9 August 2018Actuarial & underwriting

Captives should not panic near end of cycle but might consider ‘removing some chips from the table’

As the US economy potentially reaches the end of a cycle and interest rates start to rise, captive owners should not panic – but they might consider “taking a few chips off the table”.

This was a view given in the panel ‘Economic Headwinds and Tailwinds Impacting Captives’ at the VCIA annual conference in Burlington, Vermont. Speakers included Scott Mildrum, economic and macro strategist at Performa (US) and Jeffrey Carr, president and senior economist at Economic & Policy Resources.

Mildrum advised captive owners that every situation is different, but in anticipation of the end of a business cycle, they must practice discipline, that it’s not the time to chase returns, and that market timing is not a winning strategy.

“A common saying in the industry is that if you’ve seen one captive, you’ve seen one captive,” he said.

Mildrum added that a thoughtfully designed investment policy statement (IPS) and a well-constructed portfolio should provide scope to manager through the later stages of the business cycle.

He advises captive owners to be cognizant of interest rate risk, and to begin to take a more defensive position with respect to risk assets.

“We are recommending captives taking a few chips off the table as far as flows are concerned,” said Mildrum. “When it gets to be late in the cycle, when the market starts to get a little jittery, you think about taking risk off the table.”

The panel examined the health of the economy, macroeconomic themes, global monetary policy and the overall direction of interest rates. It noted that the US economy is improving and the Federal government has embarked on a series of interest rate hikes in recent years.

Since the end of the recession, US economic growth has averaged 2.2 percent year-on-year, according to the US Bureau of Economic Analysis.

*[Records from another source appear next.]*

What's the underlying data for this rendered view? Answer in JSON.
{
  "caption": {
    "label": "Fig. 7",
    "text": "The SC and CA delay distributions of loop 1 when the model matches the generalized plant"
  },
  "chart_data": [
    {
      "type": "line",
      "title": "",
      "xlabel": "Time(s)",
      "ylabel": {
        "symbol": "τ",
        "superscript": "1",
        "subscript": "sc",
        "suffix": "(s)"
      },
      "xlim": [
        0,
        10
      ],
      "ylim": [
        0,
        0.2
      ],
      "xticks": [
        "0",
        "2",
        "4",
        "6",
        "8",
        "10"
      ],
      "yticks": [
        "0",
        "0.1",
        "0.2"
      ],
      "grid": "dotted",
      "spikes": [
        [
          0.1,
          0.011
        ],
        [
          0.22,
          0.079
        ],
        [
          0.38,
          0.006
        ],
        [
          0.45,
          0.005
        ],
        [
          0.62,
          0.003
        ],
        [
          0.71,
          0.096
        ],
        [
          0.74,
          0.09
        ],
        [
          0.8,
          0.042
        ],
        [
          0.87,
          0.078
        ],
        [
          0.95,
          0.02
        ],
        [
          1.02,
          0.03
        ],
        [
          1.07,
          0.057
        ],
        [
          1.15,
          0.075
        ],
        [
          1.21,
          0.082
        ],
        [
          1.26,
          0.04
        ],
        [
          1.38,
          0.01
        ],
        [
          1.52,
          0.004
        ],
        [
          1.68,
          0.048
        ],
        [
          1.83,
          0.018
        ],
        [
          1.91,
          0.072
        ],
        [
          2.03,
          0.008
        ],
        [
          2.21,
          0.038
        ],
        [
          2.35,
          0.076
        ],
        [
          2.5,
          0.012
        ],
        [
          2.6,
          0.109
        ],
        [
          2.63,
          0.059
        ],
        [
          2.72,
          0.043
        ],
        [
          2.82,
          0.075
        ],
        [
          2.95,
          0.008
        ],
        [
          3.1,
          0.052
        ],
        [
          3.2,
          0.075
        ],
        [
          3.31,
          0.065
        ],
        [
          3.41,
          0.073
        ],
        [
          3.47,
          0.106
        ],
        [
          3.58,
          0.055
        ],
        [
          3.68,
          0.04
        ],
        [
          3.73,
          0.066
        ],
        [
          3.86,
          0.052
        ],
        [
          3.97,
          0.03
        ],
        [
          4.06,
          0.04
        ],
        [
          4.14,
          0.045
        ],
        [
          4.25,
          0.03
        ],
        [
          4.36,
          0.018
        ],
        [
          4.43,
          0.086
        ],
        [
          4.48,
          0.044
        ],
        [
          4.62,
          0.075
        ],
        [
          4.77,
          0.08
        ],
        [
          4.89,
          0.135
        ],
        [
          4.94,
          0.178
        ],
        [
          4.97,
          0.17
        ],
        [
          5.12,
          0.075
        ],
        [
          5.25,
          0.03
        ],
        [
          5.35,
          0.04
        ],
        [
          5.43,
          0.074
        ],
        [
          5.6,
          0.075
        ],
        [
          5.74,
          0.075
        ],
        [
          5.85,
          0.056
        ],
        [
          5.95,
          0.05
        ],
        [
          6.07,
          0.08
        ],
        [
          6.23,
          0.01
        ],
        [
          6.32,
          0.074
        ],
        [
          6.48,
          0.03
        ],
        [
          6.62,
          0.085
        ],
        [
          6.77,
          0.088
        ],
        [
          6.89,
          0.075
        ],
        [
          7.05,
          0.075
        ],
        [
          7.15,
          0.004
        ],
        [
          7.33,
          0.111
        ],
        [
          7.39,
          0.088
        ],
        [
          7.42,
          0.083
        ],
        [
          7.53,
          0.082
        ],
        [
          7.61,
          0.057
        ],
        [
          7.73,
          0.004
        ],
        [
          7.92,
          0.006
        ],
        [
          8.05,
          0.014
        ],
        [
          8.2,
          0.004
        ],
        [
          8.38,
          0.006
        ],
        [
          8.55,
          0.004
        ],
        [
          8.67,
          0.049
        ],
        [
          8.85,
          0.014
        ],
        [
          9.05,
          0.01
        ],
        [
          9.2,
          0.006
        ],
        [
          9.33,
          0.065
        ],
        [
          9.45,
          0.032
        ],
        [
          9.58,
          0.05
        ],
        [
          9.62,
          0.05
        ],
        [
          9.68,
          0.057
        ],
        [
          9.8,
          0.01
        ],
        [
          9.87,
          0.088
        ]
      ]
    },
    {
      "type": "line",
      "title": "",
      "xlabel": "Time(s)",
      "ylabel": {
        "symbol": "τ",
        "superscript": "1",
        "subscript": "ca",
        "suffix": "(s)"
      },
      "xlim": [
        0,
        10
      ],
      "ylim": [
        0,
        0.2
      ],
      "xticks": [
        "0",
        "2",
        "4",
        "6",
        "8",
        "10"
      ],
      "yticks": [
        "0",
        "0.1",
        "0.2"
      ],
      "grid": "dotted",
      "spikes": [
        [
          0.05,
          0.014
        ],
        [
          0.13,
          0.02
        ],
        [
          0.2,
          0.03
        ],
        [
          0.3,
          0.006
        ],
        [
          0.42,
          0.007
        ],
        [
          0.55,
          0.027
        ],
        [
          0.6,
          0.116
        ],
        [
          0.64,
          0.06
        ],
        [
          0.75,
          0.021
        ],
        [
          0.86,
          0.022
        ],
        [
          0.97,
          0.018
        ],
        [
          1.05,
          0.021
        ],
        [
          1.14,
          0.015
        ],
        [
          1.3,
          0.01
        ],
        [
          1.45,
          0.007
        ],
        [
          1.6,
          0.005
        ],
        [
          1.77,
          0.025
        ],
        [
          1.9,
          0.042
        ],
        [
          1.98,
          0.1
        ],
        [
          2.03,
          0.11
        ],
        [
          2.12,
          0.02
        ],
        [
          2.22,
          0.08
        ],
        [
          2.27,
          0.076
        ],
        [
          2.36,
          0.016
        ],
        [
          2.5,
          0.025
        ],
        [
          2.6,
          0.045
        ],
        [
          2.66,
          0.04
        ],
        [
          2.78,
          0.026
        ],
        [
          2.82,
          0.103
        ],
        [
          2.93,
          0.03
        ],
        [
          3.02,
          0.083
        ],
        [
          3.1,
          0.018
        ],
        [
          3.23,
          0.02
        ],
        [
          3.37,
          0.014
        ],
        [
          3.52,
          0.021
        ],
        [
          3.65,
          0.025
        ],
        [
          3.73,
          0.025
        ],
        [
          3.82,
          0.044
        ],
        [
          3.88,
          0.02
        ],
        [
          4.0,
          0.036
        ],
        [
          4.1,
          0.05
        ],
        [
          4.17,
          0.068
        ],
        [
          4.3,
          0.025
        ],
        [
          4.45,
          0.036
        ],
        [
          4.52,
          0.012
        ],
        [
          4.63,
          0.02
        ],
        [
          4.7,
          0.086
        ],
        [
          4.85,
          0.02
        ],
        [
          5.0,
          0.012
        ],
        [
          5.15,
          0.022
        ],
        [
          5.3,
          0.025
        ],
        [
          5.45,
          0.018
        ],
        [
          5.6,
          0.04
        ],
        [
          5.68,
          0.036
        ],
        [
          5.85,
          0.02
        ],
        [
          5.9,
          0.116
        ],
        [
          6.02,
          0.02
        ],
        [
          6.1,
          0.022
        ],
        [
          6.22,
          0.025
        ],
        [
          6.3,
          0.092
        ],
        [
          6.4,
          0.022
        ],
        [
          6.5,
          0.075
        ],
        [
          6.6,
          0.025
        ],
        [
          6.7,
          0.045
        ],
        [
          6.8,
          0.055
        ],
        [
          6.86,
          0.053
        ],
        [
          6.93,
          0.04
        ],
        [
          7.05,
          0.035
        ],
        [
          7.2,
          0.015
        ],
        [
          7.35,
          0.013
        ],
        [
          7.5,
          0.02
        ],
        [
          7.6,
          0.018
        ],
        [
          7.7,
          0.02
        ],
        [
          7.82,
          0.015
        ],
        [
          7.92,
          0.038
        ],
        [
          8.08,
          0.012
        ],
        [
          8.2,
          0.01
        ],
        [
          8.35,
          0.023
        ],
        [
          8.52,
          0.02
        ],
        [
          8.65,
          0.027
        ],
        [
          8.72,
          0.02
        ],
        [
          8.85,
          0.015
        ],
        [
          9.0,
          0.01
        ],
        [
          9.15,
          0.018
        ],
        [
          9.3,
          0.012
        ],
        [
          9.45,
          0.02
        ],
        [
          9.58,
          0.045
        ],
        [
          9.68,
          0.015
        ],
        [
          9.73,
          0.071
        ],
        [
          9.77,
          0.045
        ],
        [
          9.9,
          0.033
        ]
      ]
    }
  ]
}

Some of the tailwinds included solid job creation, however below average job growth was a bit of an issue. The panel also cited a Wall Street Journal survey of economists in mid 2018 where only 17.7 percent of economists believed the US will have a recession within the next 12 months, down from mid 2016 where the figure was 21 percent.

Headwinds included the percentage of exports affected by retaliatory tariffs, and the forecasted publicly held debt outstanding as a percent of GDP, rising from just under 80 percent in 2016 to over 120 by 2040.